Did you ever think about the profile of your readers?  What do you think—who reads and who should read your books?  Good question—I think about the profile of my reader all the time. While I would love for it to be interesting to everyone, the most likely fan is a person (probably female) who grew up in the 1950s and 1960s and experienced some of the events that affect the characters and perhaps recognize something of themselves in the main characters.  Feedback so far indicates that people like and relate to the characters, and find the connection with 20th Century Argentine (and American) history intriguing.  I think it would be great if younger people read it because it could help them to understand what was going on in the world during the second half of the 20th century, through the eyes of everyday people who lived it.

Do you have any advice for new writers/authors?  My advice for new writers—just sit down and write.  Don’t expect anything to gel at first and don’t judge yourself negatively because it doesn’t necessarily flow from your pen brilliantly.  And read read read.  If this isn’t fun, don’t do it. I do believe the reader can tell if you had to suffer too much.  But then again, I am a new author who wrote this first novel in my early 70s.  I’m not sure I would’ve chosen writing fiction as a career when I was young.  As a retiree, I was able to do this with no pressure, which definitely contributed to my enjoyment. I had the time to think about everything I was writing. 

What is the best advice (about writing) you have ever heard?
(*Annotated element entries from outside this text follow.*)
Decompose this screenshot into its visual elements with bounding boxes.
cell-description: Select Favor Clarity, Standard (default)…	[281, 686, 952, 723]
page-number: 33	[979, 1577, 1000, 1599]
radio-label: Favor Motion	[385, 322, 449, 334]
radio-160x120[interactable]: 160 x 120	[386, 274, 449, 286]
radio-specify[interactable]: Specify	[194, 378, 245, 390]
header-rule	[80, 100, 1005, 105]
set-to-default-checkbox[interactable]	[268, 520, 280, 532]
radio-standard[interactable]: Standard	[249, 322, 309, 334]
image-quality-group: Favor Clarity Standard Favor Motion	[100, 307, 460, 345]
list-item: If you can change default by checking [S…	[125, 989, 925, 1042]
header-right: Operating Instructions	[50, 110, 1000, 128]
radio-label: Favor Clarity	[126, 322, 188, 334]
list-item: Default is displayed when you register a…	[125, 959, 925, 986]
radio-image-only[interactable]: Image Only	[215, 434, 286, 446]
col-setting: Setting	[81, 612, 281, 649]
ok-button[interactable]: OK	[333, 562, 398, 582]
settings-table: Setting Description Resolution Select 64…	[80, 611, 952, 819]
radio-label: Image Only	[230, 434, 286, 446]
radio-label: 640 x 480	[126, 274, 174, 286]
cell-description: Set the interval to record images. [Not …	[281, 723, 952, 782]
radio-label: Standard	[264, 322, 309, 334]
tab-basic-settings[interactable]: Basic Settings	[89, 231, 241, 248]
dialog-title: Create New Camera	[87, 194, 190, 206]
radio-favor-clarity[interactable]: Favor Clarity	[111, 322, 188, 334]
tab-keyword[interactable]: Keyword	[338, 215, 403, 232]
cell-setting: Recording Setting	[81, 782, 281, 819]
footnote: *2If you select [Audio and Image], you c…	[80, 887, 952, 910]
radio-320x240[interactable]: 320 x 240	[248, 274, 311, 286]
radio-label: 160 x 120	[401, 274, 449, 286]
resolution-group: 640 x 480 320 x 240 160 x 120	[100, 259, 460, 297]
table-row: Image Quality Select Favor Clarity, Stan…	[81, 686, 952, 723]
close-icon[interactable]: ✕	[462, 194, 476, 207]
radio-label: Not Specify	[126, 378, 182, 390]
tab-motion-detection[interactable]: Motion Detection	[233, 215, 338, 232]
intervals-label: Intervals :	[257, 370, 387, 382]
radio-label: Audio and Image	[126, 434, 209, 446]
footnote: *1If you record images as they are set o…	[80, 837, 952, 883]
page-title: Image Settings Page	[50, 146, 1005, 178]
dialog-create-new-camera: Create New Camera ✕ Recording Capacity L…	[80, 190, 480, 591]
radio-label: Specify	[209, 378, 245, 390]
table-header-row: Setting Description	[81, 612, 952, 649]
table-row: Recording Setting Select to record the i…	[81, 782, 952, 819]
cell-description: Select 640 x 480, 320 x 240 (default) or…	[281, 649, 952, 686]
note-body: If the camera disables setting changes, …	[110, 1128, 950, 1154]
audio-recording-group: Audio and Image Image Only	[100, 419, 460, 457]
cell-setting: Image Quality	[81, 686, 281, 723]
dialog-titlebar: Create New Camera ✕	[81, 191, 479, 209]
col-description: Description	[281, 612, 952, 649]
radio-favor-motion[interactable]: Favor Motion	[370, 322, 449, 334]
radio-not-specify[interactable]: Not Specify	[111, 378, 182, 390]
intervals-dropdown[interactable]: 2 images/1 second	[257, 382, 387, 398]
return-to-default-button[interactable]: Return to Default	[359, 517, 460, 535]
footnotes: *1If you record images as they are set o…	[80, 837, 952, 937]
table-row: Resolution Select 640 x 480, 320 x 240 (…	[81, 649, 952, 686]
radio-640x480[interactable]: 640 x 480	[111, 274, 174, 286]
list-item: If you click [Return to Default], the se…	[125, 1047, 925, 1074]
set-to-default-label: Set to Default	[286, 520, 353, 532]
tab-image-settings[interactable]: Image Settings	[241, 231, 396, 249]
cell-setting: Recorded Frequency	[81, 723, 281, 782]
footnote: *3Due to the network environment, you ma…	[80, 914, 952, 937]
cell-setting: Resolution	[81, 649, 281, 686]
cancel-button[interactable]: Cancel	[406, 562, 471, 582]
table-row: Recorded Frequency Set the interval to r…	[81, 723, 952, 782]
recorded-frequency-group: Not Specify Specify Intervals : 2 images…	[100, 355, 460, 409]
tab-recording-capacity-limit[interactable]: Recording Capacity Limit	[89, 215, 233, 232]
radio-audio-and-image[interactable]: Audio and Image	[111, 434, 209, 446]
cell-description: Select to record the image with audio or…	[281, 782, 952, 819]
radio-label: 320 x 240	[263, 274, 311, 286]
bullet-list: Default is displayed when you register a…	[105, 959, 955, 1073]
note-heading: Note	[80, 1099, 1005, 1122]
Just do it—and don’t share drafts with too many people.

How many books do you read annually and what are you reading now?  What is your favorite literary genre?  I read all the time and usually have four or five books going at once so it’s hard to count.  I am currently reading a book about the search for ardipithecus fossils some believe to be our earliest hominid ancestor called Fossil Men by Kermit Patterson, and at the same time, The Labryinth of the Spirits, by Carlos Ruiz Zafon, a thriller, fourth in a series called the Cemetery of Forgotten Books that takes place in 1930s Barcelona.  I just love to read both for learning and getting caught up in stories and characters.  Lately I’ve been binging on nonfiction books about human evolution that are catching me up on a passion I developed in college but have neglected while the field blossomed exponentially.  But I always read the latest books by some of my favorite authors. In fiction, to name a few: Walter Mosley, Louise Penny, Tana French,  Caryl Ferey, Kate Atkinson, Donna Tartt, Joseph Kanon, Martin Cruz Smith, Ann Patchett, Gabriel Garcia Marquez, Peter Hoeg, Barbara Kingsolver, Jonathan Frantzen, Elena Ferrante, and Stephen Carter. In fiction, I think my favorite books are peopled with interesting characters and include some kind of mystery. 

What do you deem the most relevant about your writing?  What is the most important to be remembered by readers? Coming from an academic background, I can’t help wanting my readers to learn from my writing.  The Other Side of a Tapestry includes an attempt to gently make people aware of the third culture child phenomena and how it can impact a person’s life, how decisions made by adults can impact the lives of their children, the history and culture of Argentina and how it fits into 20th Century world history, and the role spiritual beliefs (both real and potential) can play in helping us to respect commonalities we all share.

What is your opinion about the publishing industry today and about the ways authors can best fit into the new trends? I honestly don’t know much about the publishing industry today except that I am very happy there are independent publishing houses like Adelaide Books that are willing to consider works by unknown authors.  It is my impression that much of the publishing world is closed to anything that isn’t an established financial winner.  I might add that I’m intrigued by the various formats one can read but so far find navigating them a little confusing.  The good news for me is that I still enjoy holding a book in my hands and turning its pages.